We’re excited to announce the selected writers for this year’s Anne LaBastille Writers Residency. The Anne LaBastille Writers Residency provides space, time and an inspiring landscape for regional and non-local writers to work on their writing projects, a chance to unplug and connect with other writers, and to tap into their creative self. The residency was generously provided by the estate of Anne LaBastille. This year welcomed 108 applications from talented writers all over the globe. This year’s awarded writers include Madeline Hennessey (Poetry), Noah Stetzer (Poetry), Betsy Kepes (Fiction), Liz Wyckoff (Fiction), Glenn Sandiford (Non-fiction), and Caitlin Chandler (Non-fiction). More about each writer below.
Three spaces went to local writers living in the Adirondack region. Resident writers will have a public reading during their two-week residency on Saturday October 14 at 2pm. Contact the Adirondack Center for Writing for directions to Twitchell Lodge at info@adirondackcenterforwriting.org.
About the 2017 Anne LaBastille Resident Writers:
Poetry
Madeline Hennessey grew up in Northeastern Connecticut, majored in English at Skidmore College, and received her MFA in poetry from the Bennington Writing Seminars. During and after college she traveled to Europe, the United Kingdom, and China, to study, explore, and teach. She’s lived full-time in the Adirondacks for three and a half years now, and during that time was able to complete her low-residency MFA and published her first book of poetry, Body of Water, with Ra Press.
Noah Stetzer is an associate editor at Bull City Press in Durham, NC. In 2016, his poetry book, Because I Can See Needing a Knife, was published by Red Bird Chapbooks.

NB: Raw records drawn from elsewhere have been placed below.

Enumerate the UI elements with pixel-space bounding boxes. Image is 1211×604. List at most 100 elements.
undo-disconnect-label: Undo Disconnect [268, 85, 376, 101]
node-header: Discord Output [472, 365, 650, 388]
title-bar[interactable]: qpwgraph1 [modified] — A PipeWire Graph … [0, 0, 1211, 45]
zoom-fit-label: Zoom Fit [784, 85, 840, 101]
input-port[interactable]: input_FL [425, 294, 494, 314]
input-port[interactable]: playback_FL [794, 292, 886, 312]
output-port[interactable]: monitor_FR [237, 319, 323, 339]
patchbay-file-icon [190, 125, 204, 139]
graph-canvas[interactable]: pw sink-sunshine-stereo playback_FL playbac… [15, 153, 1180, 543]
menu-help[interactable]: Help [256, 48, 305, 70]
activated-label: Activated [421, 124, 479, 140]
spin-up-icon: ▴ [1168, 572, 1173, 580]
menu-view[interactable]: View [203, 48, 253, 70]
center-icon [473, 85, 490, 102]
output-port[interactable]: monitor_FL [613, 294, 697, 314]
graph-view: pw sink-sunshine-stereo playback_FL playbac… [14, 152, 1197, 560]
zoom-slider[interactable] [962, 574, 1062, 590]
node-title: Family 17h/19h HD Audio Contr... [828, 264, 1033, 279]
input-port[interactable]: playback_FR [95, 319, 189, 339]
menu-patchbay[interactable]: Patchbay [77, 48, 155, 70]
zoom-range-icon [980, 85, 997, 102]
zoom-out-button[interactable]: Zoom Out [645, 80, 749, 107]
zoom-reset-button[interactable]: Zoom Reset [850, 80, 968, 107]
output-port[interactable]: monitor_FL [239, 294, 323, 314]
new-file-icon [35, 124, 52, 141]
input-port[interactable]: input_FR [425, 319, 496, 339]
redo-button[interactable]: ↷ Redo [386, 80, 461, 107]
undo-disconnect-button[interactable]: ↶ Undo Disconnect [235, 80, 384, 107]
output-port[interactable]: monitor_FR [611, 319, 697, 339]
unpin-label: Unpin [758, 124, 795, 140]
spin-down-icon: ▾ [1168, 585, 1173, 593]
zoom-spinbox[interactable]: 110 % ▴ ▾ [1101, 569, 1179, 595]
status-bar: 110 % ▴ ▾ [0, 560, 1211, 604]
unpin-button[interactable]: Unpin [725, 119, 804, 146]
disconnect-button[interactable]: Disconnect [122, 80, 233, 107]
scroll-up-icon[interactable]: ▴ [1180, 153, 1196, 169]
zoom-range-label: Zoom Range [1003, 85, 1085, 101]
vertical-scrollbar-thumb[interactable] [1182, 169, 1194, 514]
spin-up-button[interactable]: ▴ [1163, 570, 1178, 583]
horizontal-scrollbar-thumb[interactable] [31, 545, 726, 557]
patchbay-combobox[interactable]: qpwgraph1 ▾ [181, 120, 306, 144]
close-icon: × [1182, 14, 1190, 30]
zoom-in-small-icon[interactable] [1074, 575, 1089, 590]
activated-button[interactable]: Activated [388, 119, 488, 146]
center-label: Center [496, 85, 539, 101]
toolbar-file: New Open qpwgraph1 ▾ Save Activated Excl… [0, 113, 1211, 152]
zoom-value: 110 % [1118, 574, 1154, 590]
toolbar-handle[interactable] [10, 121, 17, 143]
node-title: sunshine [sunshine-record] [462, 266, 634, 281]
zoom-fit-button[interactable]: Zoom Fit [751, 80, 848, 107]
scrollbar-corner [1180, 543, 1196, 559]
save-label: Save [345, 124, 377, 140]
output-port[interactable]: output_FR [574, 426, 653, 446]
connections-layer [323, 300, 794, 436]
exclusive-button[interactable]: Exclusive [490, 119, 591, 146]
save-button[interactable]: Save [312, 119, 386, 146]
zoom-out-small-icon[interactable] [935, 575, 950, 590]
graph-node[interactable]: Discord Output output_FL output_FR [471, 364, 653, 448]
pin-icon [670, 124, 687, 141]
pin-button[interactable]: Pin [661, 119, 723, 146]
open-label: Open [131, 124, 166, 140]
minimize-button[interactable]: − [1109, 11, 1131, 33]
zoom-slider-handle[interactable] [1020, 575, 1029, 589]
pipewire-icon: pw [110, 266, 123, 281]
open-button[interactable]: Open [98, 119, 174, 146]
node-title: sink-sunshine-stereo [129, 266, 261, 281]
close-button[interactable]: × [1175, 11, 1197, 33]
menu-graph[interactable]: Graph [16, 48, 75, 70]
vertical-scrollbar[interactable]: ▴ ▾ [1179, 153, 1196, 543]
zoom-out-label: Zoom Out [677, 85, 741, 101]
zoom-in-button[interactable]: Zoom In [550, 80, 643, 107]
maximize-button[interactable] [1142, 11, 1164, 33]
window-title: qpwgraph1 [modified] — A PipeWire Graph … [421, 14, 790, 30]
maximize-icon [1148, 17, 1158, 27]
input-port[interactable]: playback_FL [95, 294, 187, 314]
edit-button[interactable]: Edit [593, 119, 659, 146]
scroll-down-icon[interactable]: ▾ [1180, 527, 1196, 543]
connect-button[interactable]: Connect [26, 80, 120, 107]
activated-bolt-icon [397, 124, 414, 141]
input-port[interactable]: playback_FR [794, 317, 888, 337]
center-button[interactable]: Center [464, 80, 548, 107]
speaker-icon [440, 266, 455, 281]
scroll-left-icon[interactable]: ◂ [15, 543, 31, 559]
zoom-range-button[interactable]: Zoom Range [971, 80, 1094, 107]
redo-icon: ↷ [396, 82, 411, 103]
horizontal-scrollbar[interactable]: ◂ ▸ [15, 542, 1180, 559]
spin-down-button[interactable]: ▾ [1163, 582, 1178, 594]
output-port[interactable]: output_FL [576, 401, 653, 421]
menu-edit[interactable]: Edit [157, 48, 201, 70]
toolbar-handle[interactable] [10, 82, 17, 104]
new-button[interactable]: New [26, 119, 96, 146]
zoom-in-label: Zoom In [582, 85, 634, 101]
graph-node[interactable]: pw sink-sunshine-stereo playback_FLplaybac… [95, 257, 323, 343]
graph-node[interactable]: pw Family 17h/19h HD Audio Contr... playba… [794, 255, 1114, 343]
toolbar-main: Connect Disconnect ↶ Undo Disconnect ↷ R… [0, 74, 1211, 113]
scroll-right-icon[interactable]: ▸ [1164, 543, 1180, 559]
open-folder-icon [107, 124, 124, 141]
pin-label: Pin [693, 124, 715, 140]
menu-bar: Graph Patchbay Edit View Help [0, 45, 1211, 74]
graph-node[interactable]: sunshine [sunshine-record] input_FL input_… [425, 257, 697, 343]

He was a finalist for the Claudia Emerson Poetry Chapbook Award and the 1st Annual Tinderbox Poetry Contest. His poems have been nominated for the Pushcart Prize. He has won both the 2015 Christopher Hewitt Award for Poetry and the 39th New Millennium Award for Poetry. Noah’s poems have appeared in many literary magazines, including Pittsburgh Poetry Review, Nimrod International Journal of Prose and Poetry, Green Mountains Review, and Bellevue Literary Review. He is a scholarship recipient from the Lambda Literary Retreat for Emerging LGBT Writers and from the Bread Loaf Writer’s Conference. Born & raised in Pittsburgh PA, Noah now lives in the Washington DC area and can be found online at http://www.noahstetzer.com.
Fiction
Betsy Kepes lives in St. Lawrence County and currently works as a piano teacher and a freelance writer. For many years she has contributed commentaries, book reviews and special projects to North Country Public Radio. She also writes “The Book Explorer”, a column in The Adirondack Explorer magazine. In the summers she travels to the Selway-Bitterroot Wilderness in Idaho to work as a wilderness trail contractor and a fire lookout.
Liz Wyckoff was born and raised in Northern New York, and she has an MFA from Oregon State University. Her short fiction has been published in Copper Nickel, The Collagist, and Quarterly West, among other journals, and she recently received the 2016 Zona Gale Short Fiction Award from the Council for Wisconsin Writers. Her profiles, reviews, and interviews have appeared online at Tin House, the Rumpus, and Electric Literature. She currently lives in Madison, Wisconsin, where she is an editor at the Wisconsin Historical Society Press.
Non-fiction
Glenn Sandiford is currently an Assistant Professor of Environmental Communication at Colorado State University, in Fort Collins, CO. A native of England, he came to America three decades ago to study for a dual Master’s degree in Forest Resources Management & Communications at SUNY ESF. He then worked for the Glens Falls Post-Star as an environment reporter in the Adirondacks during 1989-91. His coverage of a land-use planning ‘war’ there won a major Associated Press award. Seeking to better understand the controversy and its socio-historical roots, he left journalism to begin an environmental biography of an old-time Adirondack guide.
Caitlin Chandler is an American freelance journalist and creative nonfiction writer who has worked abroad for several years. In June 2016 she stood on the border of a demilitarized zone between Jordan and Syria known as “the berm” and witnessed Jordan’s refusal to allow 75,000 Syrian refugees to cross an arbitrary sandbank in the name of national security. The people she interviewed, mostly women, had fled their homes because of aerial bombardment or ISIL. Outside of Jordan, the world hardly cared, as is the case with so many instances of mass displacement and large-scale violence in her lifetime. Over the past ten years, she’s committed to her work in global health and human rights advocacy.